Les témoignages glaçants récoltés dans le cadre de l’affaire « French Bukkake », du nom du site de « Pascal OP » spécialisé dans le porno dit amateur, illustrent le calvaire de femmes, qui décrivent des relations sexuelles à la chaîne parfois non consenties. « J’ai mangé la nourriture du chien », a même témoigné une victime, rapporte Public Sénat.

« Les producteurs ne craignent pas d’exploiter la vulnérabilité économique et psychologique de femmes jeunes, voire très jeunes, et de réaliser des tournages dans des conditions déplorables », déplorent encore les sénatrices. C’est le cas dans l’affaire « French Bukkake » mais aussi de l’affaire Jacquie et Michel, autre marque très connue dans le milieu et également visée par une enquête pour des faits de proxénétisme et de viols.

Face à des productions « qui atteignent le paroxysme de la violence », la société doit réagir en renforçant la répression pénale contre les responsables de cette industrie, en « favorisant l’émergence de plaintes des victimes », et en imposant aux plateformes de supprimer gratuitement les vidéos lorsque les femmes en font la demande, préconisent les élues.

Empêcher l’accès des sites pornos aux mineurs

Actuellement, lorsqu’une femme abusée demande la suppression d’une vidéo dans laquelle elle apparaît, les producteurs lui réclameraient entre 3 000 et 5 000 euros, « soit dix fois plus que la rémunération obtenue pour la scène tournée », pointe le rapport.
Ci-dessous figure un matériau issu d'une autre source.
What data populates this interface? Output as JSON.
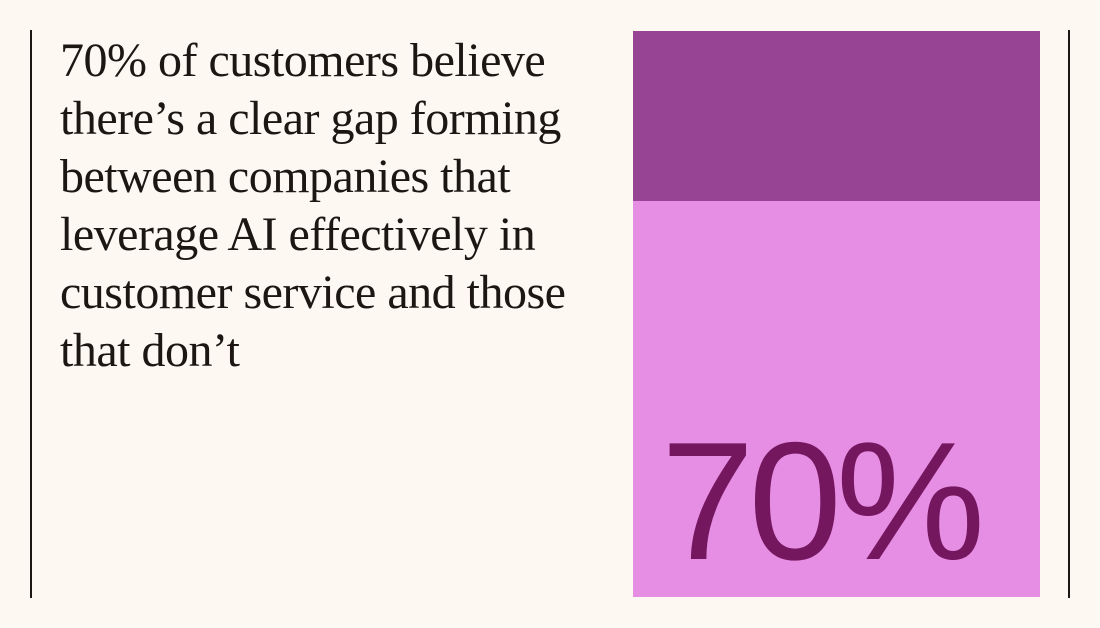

Les autrices veulent « faire de la lutte contre les violences pornographiques et la marchandisation des corps une priorité de politique publique » et « d’augmenter les effectifs et les moyens matériels ».

Les sénatrices de la délégation aux droits des femmes formulent par ailleurs plusieurs propositions pour empêcher les mineurs d’accéder au porno sur internet, une protection qui s’impose en théorie aux diffuseurs mais qui, dans les faits, n’est pas appliquée.

L’Arcom (ex-CSA) doit voir ses pouvoirs renforcés pour imposer des amendes « dissuasives » aux sites porno accessibles aux mineurs, et le gouvernement doit imposer le « développement de dispositifs de vérification d’âge » et « mener une campagne de communication autour des dispositifs de contrôle parental ».

Alors que deux tiers des jeunes de moins 15 ans ont déjà eu accès à des images porno, la lutte doit aussi passer par l’éducation, estiment les parlementaires, pour qui la « marchandisation des corps » et la pornographie devraient être abordés dans les établissements scolaires, dans le cadre de séances d’éducation à la vie sexuelle et affective.